Türkiye’de herhangi bir gazetenin 3 büyükler veya onları yönetenler için “Utanmazlar” diye başlık atması ne kadar mümkün? Burada ülkemiz için olası senaryo şöyle şekillenirdi; medya dediğimiz aygıtın büyük bir bölümü, egemenlerin ortaya koyduğu projeye toplum nezdinde rıza üretilmesi adına kullanılacak aparatlar olmayı baştan kabul ederlerdi. Bize bu yeni lig formatının ne kadar güzel, ne kadar iyi olacağını ikna etmeye çalışırdı. Neymar’lar, Messi’ler havada uçuşurdu. Gücünü okuyucusundan almayan bir medyanın, gücünü aldığı yerle birlikte hareket etmesi doğal ama insan yine de başka örneklere bakıp canı sıkılmıyor değil.
Kulüp yönetimleriyle “içli dışlı” olan bir takım taraftar grupları çıkar, bir olası protestoya karşı net tavır koyarlardı. Bu protestoların kulübe zarar vereceği, yöneticilerin artık bir karar aldıkları ve bu karara destek olunması gerektiği, bu karara katılmayanların kripto rakip taraftarı olduklarının altı çizilirdi. Destek olmayanların başlarına ne geleceği ise gri alan olarak bırakılırdı, çünkü kulüp olarak birlik ve beraberlik içinde olunması gereken zamanlardı.
Türkiye’de kulüplerin sorunları tartışılırken, masaya getirilen en güçlü argüman, kulüplerin sahiplik sistemine dönmesi olur. “Efendim bu kulüpler satılsa, satın alan kişi nasıl ki kendi şirketlerini yönetiyorsa, o hassasiyetle yönetir ve bu kulüpler kalkınır, ileri gider”. Bir parmak şıklatmasıyla dağılan bir diğer argüman bu oldu. Her nasılsa bu argümanın sahipleri yazmaya devam ediyor. Kulüp sahipleriyle, kulübün gerçek sahibi olan taraftar kitleleri arasında bir çıkar birliği oldu ön kabulüyle zemin bulan bu argümanın yerle bir olduğu yer, tam da bu “çıkar birliği” safsatası oldu.
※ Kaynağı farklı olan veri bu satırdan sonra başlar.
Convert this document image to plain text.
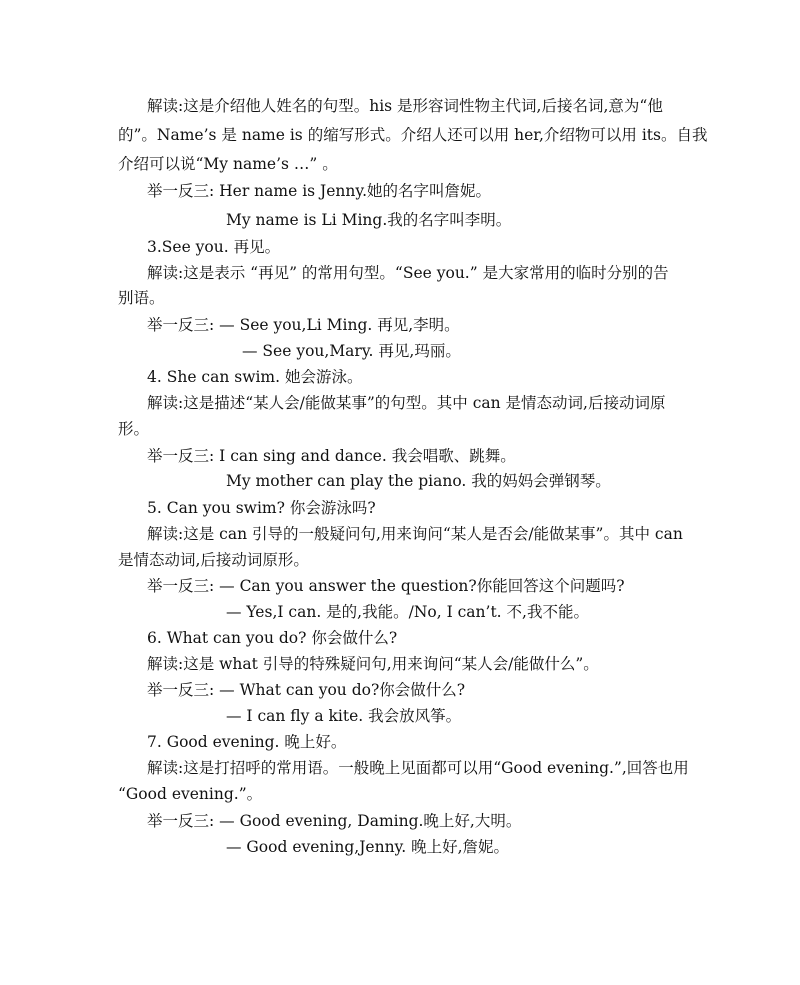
解读:这是介绍他人姓名的句型。his 是形容词性物主代词,后接名词,意为“他
的”。Name’s 是 name is 的缩写形式。介绍人还可以用 her,介绍物可以用 its。自我
介绍可以说“My name’s …” 。
举一反三: Her name is Jenny.她的名字叫詹妮。
My name is Li Ming.我的名字叫李明。
3.See you. 再见。
解读:这是表示 “再见” 的常用句型。“See you.” 是大家常用的临时分别的告
别语。
举一反三: — See you,Li Ming. 再见,李明。
— See you,Mary. 再见,玛丽。
4. She can swim. 她会游泳。
解读:这是描述“某人会/能做某事”的句型。其中 can 是情态动词,后接动词原
形。
举一反三: I can sing and dance. 我会唱歌、跳舞。
My mother can play the piano. 我的妈妈会弹钢琴。
5. Can you swim? 你会游泳吗?
解读:这是 can 引导的一般疑问句,用来询问“某人是否会/能做某事”。其中 can
是情态动词,后接动词原形。
举一反三: — Can you answer the question?你能回答这个问题吗?
— Yes,I can. 是的,我能。/No, I can’t. 不,我不能。
6. What can you do? 你会做什么?
解读:这是 what 引导的特殊疑问句,用来询问“某人会/能做什么”。
举一反三: — What can you do?你会做什么?
— I can fly a kite. 我会放风筝。
7. Good evening. 晚上好。
解读:这是打招呼的常用语。一般晚上见面都可以用“Good evening.”,回答也用
“Good evening.”。
举一反三: — Good evening, Daming.晚上好,大明。
— Good evening,Jenny. 晚上好,詹妮。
Demek ki, kulüp sahiplerinin çıkarıyla, o kulübün taraftarı arasında her zaman çıkar birliği olmuyormuş. Kulübün finansal menfaatiyle, taraftarın isteği her zaman örtüşmüyormuş. Kulüp sahibinin tek arzusu daha fazla kar etmek iken, taraftarın daha başka değerleri varmış. O değerler de zaten bu oyunu bu kadar sevilir kılan değerlermiş.
Mesele muktedirlerin neyi nasıl hayal ettikleri değil. Toplumun buna rıza gösterip göstermemesi. O yıkılmaz, o güçlerinden sual olunmaz görünen bir takım siyah ceketli adamların bir parmak şıklatması suretiyle yıkılıp gitmesidir esas mesele. Bu oyunun ve aslında hayatın, hangi dinamikle döndüğünü biraz kavrayabilsek, üzerimize özenle seçilmiş bilgi, haber ve içeriklerden kendimizi biraz koruyabilsek bugüne kadar kaybettiğimiz onca cepheyi geri alabileceğimizi görmüş olduk. Bu olay, onlar tepedeki yıldızları gösterirken, yıldızlara değil kendi durduğumuz yere bakabilsek; değişim, dönüşüm ve hatta devrimin hiç de öyle uzaklarda olmayabileceğini ortaya koymuşsa, ben bundan daha büyük bir olay bilmiyorum. Darısı başımıza!